“Or Labiche knows him.”
“But what’s the agenda of the guy in the red shoes?” she asked.
“Pookie Domingue told Clete the guy’s a cleaner.”
“Pookie the Possum?”
“Clete said he was about to dump in his pants.”
“Can I get a promise from you?” she said.
“What?”
She squeezed her eyes shut, then opened them again. “Forget it.”
“What is it?”
She stood up to go. “Don’t get into it with Labiche again. Got it, bwana? Bwana not have time to evolve. Bwana clean up brain with vacuum now or get thrown through window.”
* * *
SURPRISES NEVER END. Just after work on Wednesday afternoon of the following week, Spade Labiche walked into my backyard while I was washing my boat. Mon Tee Coon was high up in a tree, looking down at us. Labiche was dressed like a sport in two-tone shoes and a panama hat and a tropical shirt that hung outside his slacks, as though he were trying to transform himself from one identity to another, like people do when they can no longer bear their own mistakes and the lives they lead. The swelling had gone out of his face, but the bruises and scrapes were still there.

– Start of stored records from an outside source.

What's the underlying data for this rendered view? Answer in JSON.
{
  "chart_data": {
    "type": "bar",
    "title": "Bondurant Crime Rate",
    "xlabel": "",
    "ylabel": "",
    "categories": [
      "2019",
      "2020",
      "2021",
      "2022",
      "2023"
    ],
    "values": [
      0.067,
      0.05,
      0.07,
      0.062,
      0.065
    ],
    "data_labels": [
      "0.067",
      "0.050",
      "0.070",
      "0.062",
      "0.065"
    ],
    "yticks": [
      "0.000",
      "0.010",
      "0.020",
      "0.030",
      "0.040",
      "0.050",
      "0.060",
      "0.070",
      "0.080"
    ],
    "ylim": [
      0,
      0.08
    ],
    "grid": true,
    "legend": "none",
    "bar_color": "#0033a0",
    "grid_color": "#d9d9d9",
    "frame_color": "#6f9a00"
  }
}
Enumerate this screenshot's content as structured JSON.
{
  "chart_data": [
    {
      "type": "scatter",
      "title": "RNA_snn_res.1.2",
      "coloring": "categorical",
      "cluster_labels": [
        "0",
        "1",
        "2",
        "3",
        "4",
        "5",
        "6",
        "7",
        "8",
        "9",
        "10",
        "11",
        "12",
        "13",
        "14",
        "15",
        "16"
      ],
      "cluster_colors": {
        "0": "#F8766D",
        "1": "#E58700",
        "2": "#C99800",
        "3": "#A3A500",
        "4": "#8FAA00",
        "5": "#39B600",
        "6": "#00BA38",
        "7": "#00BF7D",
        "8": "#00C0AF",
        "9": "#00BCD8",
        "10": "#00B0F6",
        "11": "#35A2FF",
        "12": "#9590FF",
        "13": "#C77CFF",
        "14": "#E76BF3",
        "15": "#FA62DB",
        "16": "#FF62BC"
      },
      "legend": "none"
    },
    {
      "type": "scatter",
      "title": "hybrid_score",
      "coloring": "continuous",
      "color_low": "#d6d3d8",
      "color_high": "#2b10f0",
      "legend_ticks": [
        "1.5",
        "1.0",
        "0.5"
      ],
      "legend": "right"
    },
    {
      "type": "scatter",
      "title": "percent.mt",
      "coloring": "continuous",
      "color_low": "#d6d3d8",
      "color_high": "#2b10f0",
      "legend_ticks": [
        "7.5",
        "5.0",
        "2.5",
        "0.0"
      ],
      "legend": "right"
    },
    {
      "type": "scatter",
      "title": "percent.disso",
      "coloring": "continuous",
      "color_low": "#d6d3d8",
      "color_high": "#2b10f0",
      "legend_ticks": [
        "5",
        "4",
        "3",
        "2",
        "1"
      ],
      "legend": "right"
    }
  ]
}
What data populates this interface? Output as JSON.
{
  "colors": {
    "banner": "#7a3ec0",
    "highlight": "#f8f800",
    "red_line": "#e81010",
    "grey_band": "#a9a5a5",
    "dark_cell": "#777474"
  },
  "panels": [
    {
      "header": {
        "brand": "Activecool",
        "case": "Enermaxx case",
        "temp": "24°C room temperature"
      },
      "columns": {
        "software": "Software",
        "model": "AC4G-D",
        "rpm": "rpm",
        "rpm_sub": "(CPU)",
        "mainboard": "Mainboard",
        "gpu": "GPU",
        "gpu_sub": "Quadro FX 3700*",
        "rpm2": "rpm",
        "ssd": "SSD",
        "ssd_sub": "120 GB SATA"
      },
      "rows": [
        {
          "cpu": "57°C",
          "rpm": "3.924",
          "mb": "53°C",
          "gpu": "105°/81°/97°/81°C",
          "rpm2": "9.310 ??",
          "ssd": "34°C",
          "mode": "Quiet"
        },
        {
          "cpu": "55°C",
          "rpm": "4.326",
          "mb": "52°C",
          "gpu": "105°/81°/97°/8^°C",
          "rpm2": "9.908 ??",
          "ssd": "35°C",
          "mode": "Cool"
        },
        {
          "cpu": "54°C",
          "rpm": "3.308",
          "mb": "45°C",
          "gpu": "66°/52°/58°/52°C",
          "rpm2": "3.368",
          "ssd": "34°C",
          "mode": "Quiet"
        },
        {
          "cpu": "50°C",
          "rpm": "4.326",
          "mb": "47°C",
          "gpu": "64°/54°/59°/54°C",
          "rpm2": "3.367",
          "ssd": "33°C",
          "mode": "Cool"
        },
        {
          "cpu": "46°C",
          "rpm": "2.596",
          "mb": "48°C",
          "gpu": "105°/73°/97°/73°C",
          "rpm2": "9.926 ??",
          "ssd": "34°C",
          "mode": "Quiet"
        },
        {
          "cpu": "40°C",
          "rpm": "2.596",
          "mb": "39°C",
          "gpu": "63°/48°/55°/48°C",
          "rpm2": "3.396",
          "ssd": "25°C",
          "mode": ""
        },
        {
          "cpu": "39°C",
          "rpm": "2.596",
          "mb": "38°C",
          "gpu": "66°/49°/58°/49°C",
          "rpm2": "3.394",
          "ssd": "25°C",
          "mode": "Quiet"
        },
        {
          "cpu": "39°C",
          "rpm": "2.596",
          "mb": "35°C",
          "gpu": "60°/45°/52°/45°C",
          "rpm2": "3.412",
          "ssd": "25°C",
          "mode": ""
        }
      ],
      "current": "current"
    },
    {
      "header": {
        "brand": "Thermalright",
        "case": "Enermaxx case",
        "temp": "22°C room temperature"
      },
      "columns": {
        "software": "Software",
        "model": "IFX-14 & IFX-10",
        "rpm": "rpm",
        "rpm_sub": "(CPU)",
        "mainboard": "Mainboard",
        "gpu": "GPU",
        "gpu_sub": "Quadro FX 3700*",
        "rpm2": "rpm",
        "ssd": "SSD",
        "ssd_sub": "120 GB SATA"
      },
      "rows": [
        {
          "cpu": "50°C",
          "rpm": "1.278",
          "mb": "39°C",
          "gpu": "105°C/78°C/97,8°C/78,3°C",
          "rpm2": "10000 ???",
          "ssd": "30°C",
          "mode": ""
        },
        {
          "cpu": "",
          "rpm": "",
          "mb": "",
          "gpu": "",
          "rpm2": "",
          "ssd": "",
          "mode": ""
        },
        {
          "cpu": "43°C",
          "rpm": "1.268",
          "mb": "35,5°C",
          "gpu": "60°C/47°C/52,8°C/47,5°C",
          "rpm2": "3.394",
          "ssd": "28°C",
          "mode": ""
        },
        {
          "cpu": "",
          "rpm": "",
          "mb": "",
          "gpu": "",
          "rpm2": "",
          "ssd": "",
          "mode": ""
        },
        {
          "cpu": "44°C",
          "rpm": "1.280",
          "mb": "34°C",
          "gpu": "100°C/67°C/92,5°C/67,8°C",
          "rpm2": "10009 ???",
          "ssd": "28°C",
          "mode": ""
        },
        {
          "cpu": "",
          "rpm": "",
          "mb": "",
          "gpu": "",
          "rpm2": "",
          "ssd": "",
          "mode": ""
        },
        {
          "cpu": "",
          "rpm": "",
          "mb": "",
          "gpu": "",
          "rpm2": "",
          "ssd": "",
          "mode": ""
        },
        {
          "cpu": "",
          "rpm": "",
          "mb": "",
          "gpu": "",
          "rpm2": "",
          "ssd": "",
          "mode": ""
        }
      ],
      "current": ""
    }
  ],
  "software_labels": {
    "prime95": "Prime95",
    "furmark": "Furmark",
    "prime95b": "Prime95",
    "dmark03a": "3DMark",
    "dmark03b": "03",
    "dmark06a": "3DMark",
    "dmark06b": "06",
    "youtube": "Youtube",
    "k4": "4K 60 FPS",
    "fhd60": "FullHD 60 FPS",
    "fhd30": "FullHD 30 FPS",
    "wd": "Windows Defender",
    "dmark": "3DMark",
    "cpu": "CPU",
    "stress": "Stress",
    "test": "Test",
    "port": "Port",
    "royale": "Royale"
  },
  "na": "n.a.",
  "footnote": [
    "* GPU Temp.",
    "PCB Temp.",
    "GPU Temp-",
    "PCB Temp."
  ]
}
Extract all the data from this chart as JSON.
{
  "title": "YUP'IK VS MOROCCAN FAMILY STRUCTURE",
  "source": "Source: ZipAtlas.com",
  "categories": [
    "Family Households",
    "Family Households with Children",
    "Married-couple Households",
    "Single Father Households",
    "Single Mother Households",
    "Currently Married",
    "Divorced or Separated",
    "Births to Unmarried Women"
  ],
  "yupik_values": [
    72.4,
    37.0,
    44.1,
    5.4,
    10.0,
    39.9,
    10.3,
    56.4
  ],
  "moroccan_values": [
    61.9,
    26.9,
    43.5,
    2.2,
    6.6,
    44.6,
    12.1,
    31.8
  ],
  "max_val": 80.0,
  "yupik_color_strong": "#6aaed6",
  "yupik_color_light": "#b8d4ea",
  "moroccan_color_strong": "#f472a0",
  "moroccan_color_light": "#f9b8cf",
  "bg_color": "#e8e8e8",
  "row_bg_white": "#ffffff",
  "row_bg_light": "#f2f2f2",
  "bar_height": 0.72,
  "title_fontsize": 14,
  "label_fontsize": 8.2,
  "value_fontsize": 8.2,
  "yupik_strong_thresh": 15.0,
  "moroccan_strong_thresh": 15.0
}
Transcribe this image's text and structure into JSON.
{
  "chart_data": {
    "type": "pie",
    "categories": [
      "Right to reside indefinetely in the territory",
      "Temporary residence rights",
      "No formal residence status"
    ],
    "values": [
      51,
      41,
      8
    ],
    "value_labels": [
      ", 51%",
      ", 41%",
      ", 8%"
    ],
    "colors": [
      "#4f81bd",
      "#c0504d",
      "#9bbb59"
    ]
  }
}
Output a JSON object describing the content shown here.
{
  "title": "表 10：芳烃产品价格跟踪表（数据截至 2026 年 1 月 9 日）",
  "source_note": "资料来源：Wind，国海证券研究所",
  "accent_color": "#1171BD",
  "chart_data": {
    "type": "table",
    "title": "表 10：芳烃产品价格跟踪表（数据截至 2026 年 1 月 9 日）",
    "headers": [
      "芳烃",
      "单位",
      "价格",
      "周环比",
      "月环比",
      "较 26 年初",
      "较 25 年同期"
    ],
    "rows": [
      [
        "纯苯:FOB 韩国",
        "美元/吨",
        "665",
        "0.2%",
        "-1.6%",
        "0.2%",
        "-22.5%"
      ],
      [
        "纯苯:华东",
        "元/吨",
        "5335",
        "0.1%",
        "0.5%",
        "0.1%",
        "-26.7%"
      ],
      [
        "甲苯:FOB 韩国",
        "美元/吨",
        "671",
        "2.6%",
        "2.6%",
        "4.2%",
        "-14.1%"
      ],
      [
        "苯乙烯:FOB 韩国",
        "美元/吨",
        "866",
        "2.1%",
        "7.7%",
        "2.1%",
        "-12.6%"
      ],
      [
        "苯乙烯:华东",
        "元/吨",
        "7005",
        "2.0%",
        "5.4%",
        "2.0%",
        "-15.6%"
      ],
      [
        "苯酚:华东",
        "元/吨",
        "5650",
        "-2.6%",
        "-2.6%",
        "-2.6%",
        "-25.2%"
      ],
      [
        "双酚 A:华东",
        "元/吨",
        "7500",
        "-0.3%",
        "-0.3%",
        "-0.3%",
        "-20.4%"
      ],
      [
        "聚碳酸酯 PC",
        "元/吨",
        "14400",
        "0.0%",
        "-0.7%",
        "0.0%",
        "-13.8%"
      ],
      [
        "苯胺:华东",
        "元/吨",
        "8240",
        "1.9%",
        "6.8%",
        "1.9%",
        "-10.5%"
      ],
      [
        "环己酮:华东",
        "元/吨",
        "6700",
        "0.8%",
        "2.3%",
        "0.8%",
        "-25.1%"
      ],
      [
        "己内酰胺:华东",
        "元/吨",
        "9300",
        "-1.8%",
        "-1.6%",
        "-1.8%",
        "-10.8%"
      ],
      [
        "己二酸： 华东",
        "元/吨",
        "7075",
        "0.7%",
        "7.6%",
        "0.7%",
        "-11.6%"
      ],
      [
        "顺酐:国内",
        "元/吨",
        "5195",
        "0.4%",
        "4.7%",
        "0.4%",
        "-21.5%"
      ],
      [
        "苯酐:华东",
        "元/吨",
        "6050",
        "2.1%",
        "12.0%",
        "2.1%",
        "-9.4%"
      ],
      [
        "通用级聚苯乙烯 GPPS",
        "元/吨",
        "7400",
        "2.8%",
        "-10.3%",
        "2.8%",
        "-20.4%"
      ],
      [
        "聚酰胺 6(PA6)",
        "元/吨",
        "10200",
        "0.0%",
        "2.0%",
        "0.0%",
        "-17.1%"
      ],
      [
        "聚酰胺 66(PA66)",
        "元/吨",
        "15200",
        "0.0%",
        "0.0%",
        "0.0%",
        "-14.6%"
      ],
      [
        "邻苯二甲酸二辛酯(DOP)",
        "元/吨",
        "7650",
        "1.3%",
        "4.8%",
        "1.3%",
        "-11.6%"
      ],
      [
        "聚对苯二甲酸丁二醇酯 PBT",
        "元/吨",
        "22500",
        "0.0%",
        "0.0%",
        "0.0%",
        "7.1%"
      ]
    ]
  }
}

I never thought I could feel sorry for a guy like Labiche, but I did. There was another element in his face, namely, systemic fear, the kind that eats through your stomach and your entrails or the kind you see in people who know the Great Shade is waiting for them.
“Before you tell me to get lost, let me make my case,” he said.
I squirted the hose on the boat’s bow and ran a sponge along its surface. “I don’t think we have much to talk about.”
“Here’s my situation,” he continued, undaunted. “You don’t work undercover in Miami without getting dirty. I crossed lines. I’ve been in situations where I had to either let a guy get smoked or get smoked myself. You ever have a gig like that?”
“Close.”
“You let it play out? You let the guy go down?”
“I popped the guys who were going to pop him.”
“I got it. Mr. Moral Superiority.”
“Your meter is running, Spade.”
“I know things nobody else knows. Something is going on that doesn’t make sense. I got to have a deal.”
“See Helen.”
“She listens to you like she’s got a thing.”
“Lose it,” I said.
“Screw that. I got the key to your head. I got the key to your soul.”
“Are you crazy?”
He stepped closer to me, even though the spray from the hose drifted onto his clothes. He must have smeared himself with deodorant rather than taking a shower before coming to the house. “The guy who clipped the St. Mary deputy and cooked the guy in the ice cream truck probably has a list. But the list doesn’t make sense. Maybe Tony Squid put out the contracts. I think this is political. That means Jimmy Nightingale.”
“
Who killed Penny?”
“With an electric drill? A sadist for hire.”